Assessing the targeted breakdown of pharmaceutical compounds via the generation of chlorine dioxide gas in situ

Abstract

This work evaluates the degradation of pharmaceutical compounds (PhCs) in complex effluents by in-situ generated chlorine dioxide (ClO2) gas. Data collected from the University Hospital Complex of Albacete (CHUA, Spain) were used as a case study to simulate a real polymedicated hospital urine. Initially, the in-situ production of ClO2 via the reduction of chlorate (ClO3-) using hydrogen peroxide (H2O2) is carried out, paying attention to the role of the air flowrate used to drag ClO2 to the treatment chamber. Then, the efficiency of the ClO2 (g) treatment is evaluated.
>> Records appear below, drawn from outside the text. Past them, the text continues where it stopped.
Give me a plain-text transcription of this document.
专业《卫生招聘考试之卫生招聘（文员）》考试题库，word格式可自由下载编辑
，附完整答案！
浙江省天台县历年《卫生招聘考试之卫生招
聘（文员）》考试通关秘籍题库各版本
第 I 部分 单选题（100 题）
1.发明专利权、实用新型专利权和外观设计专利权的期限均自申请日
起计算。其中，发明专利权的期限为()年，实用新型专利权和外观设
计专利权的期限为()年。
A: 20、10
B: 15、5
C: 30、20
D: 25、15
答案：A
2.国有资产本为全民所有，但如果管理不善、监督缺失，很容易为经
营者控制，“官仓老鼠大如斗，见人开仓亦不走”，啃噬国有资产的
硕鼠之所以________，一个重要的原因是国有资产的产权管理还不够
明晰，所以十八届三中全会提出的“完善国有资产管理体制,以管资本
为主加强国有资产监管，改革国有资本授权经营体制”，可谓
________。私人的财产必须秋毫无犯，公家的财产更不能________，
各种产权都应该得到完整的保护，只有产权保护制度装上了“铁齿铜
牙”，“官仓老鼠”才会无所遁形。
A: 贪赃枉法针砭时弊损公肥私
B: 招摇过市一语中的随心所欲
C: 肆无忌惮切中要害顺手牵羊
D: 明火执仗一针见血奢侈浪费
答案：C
Results show that the complete removal of metamizole-MAA (MTZ-MAA), piperacillin (PIP) and meropenem (MRP) is possible within 240 min of ClO2 treatment (using ∼5.0 mg dm−3 ClO2), but the degradation rate depends on the target compound. The ClO2 has shown a high selectivity to MTZ-MAA against PIP and MRP, which seems to be more reactive towards ClO2. The Total organic carbon (TOC) is reduced less than 10%, but ClO2 treatment is able to reduce the chemical risk of hospital urine, due to the conversion of PhCs into simpler molecules (identified by LC-MS), that do not exhibit an antibiotic effect.